Nowadays hardly any band is able to release an album without the help of a crowdfunding campaign. This was also needed to finance the second album of the Italian progressive rock band Eveline's Dust. Otherwise The Painkeeper never would have arrived in my mailbox and I could not have enjoyed the follow up to Time Changes (2013).
First let me introduce the band members, before I will go deeper into the musical content of this release. They consist of Nicola Pedreschi (keyboards and vocals), Lorenzo Gherarducci (guitars), Marco Carloni (bass) and Angelo Carmignani (drums). On their second musical effort they got some help from two guest musicians; Federico Avella (soprano saxophone) and Carolina Paolicchi (background vocals).
As with many progressive rock bands before them they managed to come up with a true concept album. This work is based on a poem entitled Il Custode Di Dolori, which in English means The Pain Keeper. The content of the story is in a way a variation on the old devil's pact story. The music that comes along with this story is rather entertaining. During a classic LP time of just 45 minutes and a total of nine titles between two and eight minutes, they take the listener on an exciting and above all very entertaining musical journey.
The pieces that you hear are atmospherically very strong without being too quiet. You can enjoy many strong piano runs next to the melodic guitar parts played on the keyboards and electric guitars. The excellent sounding soprano saxophone and the drumming are moderately jazz-influenced, giving the songs an organic feeling with a lot of groove. Jam-like sequences go hand in hand with firmly and clearly structured passages. Interestingly, they require virtually no bombastic sound measures. As complex as the sound is, you always have the feeling that the band has set out to preserve a clean and straightforward sound. So they avoid every extreme as technical exaggerations or unnecessary soundscapes and are at all times master of the musical situation they create.
All of the songs are played wonderfully, sovereign composed and ensure a great flow from the first to the last piece. The fresh sound of these young Italians from Pisa is an extremely successful blend of different musical styles. They are showing only occasionally the typical Italian-prog style their fellow countrymen are famous for. Their modern sound is sometimes very relaxed and slightly jazzy, then again a little dark, but without bombast. They can sometimes sound like Porcupine Tree and Steven Wilson and other times you hear as if they are inspired by bands such as Echolyn, King Crimson or Gentle Giant.

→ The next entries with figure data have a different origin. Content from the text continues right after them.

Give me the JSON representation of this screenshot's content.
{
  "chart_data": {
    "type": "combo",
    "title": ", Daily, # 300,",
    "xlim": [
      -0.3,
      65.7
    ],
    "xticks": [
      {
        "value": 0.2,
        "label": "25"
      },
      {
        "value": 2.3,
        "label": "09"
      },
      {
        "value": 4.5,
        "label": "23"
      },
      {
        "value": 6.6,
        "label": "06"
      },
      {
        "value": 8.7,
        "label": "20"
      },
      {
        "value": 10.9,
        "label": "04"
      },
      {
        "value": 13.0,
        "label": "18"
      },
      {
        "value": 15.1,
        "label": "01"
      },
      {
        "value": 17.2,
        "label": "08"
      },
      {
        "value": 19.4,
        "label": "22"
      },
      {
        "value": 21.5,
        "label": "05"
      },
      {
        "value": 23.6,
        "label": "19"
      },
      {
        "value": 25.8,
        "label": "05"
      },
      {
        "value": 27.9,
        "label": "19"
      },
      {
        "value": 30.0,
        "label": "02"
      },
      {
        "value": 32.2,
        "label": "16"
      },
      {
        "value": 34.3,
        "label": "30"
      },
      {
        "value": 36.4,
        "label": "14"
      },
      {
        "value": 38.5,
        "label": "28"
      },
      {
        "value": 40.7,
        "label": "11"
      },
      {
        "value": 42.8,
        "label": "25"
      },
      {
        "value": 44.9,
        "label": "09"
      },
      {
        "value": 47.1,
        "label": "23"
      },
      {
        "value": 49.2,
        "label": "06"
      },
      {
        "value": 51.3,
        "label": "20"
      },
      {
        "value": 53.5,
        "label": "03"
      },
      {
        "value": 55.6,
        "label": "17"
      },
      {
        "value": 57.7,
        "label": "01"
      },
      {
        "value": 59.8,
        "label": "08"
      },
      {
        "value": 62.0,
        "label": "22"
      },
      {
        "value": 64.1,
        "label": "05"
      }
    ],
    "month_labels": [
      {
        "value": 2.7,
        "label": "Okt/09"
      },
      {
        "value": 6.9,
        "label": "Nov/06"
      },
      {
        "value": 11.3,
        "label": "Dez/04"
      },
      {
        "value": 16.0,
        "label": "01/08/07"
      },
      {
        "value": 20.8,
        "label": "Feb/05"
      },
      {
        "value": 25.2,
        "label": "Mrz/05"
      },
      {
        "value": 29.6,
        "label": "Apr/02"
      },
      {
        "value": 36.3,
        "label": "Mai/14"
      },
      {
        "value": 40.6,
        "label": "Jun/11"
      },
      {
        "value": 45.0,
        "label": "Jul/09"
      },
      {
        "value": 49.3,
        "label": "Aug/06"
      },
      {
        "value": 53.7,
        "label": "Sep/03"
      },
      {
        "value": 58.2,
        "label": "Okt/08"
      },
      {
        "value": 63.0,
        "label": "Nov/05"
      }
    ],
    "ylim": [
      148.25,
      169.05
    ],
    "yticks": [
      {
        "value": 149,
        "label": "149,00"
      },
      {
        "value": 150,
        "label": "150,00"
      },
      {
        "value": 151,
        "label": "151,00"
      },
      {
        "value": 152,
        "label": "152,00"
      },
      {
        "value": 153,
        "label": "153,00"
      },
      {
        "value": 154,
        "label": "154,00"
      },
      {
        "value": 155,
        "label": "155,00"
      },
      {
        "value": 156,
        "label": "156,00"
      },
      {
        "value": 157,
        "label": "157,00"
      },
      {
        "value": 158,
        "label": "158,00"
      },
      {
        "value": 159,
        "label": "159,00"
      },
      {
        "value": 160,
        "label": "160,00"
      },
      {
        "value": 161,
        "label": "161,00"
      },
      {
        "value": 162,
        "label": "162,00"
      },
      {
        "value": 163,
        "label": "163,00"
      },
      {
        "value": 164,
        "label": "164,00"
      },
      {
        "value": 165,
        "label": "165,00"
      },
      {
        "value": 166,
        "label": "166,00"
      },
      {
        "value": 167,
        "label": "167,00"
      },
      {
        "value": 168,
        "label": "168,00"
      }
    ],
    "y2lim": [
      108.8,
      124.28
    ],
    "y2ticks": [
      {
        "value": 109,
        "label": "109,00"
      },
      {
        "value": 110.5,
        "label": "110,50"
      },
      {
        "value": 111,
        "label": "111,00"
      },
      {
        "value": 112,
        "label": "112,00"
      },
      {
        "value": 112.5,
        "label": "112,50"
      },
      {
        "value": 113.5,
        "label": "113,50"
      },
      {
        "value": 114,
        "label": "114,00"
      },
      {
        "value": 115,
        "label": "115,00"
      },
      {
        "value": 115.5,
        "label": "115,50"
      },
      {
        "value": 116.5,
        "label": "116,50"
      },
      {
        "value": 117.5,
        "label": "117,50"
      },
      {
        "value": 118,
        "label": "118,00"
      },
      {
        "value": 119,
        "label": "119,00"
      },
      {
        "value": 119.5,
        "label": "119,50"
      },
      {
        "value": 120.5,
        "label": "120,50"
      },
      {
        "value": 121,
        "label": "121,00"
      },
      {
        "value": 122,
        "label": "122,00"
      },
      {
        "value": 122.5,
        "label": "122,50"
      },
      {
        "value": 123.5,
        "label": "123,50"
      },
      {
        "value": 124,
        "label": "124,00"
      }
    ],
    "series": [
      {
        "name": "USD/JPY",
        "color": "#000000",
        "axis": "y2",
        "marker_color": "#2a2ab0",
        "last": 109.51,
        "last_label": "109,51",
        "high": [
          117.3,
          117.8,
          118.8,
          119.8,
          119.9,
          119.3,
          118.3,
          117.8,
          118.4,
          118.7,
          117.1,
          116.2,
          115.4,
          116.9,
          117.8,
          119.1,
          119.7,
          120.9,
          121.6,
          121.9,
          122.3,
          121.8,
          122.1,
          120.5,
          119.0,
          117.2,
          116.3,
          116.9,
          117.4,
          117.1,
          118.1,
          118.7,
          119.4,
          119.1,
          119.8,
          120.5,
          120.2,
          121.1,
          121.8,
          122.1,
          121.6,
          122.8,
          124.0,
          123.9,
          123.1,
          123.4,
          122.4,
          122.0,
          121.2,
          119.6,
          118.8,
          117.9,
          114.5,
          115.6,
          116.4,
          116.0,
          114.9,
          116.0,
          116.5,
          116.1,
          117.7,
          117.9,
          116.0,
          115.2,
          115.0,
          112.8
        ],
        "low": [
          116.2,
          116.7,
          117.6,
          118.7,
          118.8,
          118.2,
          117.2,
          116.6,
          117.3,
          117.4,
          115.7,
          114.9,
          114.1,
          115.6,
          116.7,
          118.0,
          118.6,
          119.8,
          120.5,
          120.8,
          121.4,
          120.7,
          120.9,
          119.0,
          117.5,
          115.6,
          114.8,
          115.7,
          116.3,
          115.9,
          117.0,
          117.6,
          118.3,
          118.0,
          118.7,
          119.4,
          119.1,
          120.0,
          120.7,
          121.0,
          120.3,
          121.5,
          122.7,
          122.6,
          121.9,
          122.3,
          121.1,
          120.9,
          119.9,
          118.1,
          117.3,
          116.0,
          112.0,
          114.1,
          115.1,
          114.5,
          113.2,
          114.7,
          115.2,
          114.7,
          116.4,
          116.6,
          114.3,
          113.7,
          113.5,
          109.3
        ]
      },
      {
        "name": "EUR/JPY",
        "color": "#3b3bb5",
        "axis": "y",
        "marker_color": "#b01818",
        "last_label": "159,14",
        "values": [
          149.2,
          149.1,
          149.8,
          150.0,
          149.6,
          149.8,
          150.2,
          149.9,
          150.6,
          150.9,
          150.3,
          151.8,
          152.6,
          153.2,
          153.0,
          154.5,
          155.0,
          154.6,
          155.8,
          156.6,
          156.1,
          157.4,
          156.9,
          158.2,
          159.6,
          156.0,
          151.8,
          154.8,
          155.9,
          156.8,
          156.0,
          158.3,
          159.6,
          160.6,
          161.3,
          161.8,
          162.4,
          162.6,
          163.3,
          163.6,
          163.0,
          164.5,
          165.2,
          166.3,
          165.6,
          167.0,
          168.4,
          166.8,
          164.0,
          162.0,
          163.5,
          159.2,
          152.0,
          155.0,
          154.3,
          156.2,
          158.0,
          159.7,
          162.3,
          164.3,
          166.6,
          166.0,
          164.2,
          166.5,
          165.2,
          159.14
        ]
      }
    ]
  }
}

It has to be said that I was pleasantly surprised by the music that I heard on The Painkeeper. This for me unknown quartet mixed some musical genres into a great sounding musical style and do that very well. It's a style that wasn't easy to describe at first, but I hope I managed to give the readers of our website an idea what to expect on this release. If you don't just try to listen to their music on their website. I strongly believe you will be just as surprised as I was when I heard their awesome compositions the first time. So bravo to Eveline's Dust.